MacDougal watches me from one of the more interesting graves in this place. A bench with a semi-circle structure behind it. Four slender, grooved columns support a curved mantel that bears his name. He's watching me from the bench where he sits, suppressing a smile, clearly amused by something. His grave seems to have been designed with this exact moment in mind. A throne from which to watch passerby, forever and ever. And here he is watching me.

He can't speak--none of them can--but he nods at something behind me. 

What? What is he looking--oh. I turn and see that the portable phone charger I have brought from home is being dragged through the snow, still plugged into the phone that, thankfully, is safe and dry in my pocket. Six feet of cord extend from my coat to the small black device, which trails behind me like a dog on a leash. Ruined, I assume, but when I pull it out of the snow I see the indicator light still glowing green. When I turn back to MacDougal, ready to face his mockery, he has vanished. They all have. It's just me again, in this quiet expanse of cold stone and bare trees. 

Later at home, I'll find that to my amazement both the charger and cord have survived the mishap. I wonder if MacDougal had something to do with it.

----

Ellie, I'm sorry for everything. Are you in Michigan? I'm moving to Ohio. Please text me.

Here we go again, I think. I've woken up to yet another shovel slamming into the frozen earth above me. Trying to get at my bones. Trying to exhume what has been laying peacefully. 

I stare at my phone, unmoved. There is no sense of vindication, or validation. I had to validate myself, after months of silence told me I had no choice. I waited and waited and was left to wonder for an entire year. An entire year, it took me to move on. But I did. 

Setting my phone aside, I slip back into dreams. 

---

I find the bridge. It crosses the stream that runs the grounds and connects to a tiny island where a handful of plots are marked by simple, rough-hewn boulders. The stream is frozen, and I resist the urge to drop a rock and see just how frozen. Instead I cross the bridge and walk the perimeter of the island. This is where I'd want to be buried. I bet ducks call this home in warmer months. I wouldn't mind ducks waddling over my grave. We all have to live somewhere.

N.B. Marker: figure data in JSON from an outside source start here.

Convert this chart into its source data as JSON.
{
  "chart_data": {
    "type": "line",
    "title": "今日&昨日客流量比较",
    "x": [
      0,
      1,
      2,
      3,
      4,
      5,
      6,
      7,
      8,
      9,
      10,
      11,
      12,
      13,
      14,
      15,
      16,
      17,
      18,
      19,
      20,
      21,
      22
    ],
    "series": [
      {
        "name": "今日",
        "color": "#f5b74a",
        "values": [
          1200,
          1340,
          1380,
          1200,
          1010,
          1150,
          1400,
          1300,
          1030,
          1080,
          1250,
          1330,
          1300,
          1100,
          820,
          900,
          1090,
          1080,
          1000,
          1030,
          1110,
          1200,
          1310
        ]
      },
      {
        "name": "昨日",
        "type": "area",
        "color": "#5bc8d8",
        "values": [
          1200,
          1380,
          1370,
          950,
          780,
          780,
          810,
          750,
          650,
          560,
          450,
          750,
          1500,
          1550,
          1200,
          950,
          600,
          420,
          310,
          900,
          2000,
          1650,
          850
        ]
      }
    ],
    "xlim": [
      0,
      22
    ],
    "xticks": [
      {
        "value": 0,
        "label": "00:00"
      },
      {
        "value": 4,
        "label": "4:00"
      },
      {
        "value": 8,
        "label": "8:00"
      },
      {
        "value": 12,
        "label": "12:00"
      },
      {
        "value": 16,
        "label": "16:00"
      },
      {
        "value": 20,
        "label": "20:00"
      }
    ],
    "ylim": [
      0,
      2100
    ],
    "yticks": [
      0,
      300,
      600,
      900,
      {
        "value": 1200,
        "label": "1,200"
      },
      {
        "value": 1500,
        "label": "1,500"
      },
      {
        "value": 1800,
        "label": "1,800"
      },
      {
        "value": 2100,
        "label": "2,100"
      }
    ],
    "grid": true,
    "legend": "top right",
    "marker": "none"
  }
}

My destination found, I am free to go get a hot dog. I have successfully completed Graceland Cemetery. I am happy with what I have gotten out of it. I am happy with what I am leaving in it. 

---

Time was, I ached for one more day with him, to get my questions answered and bewildered heart calmed. What the fuck just happened? How are you gone so fast, and ignoring me? What did I do? Why won't you answer me? Is this a punishment? Did you not feel the same? Did I dream this whole thing? Are you coming back when you get better? 

Now, though, enough snow has fallen on that grave. Several seasons of it, in fact. I can't really hear what's going on up there, and I don't care to know. I'm safe and warm down here where I am. Mabel just put water on to boil. She's been saving some cocoa for a special occasion, and we both have the day off.

My bones are fine, right where they are.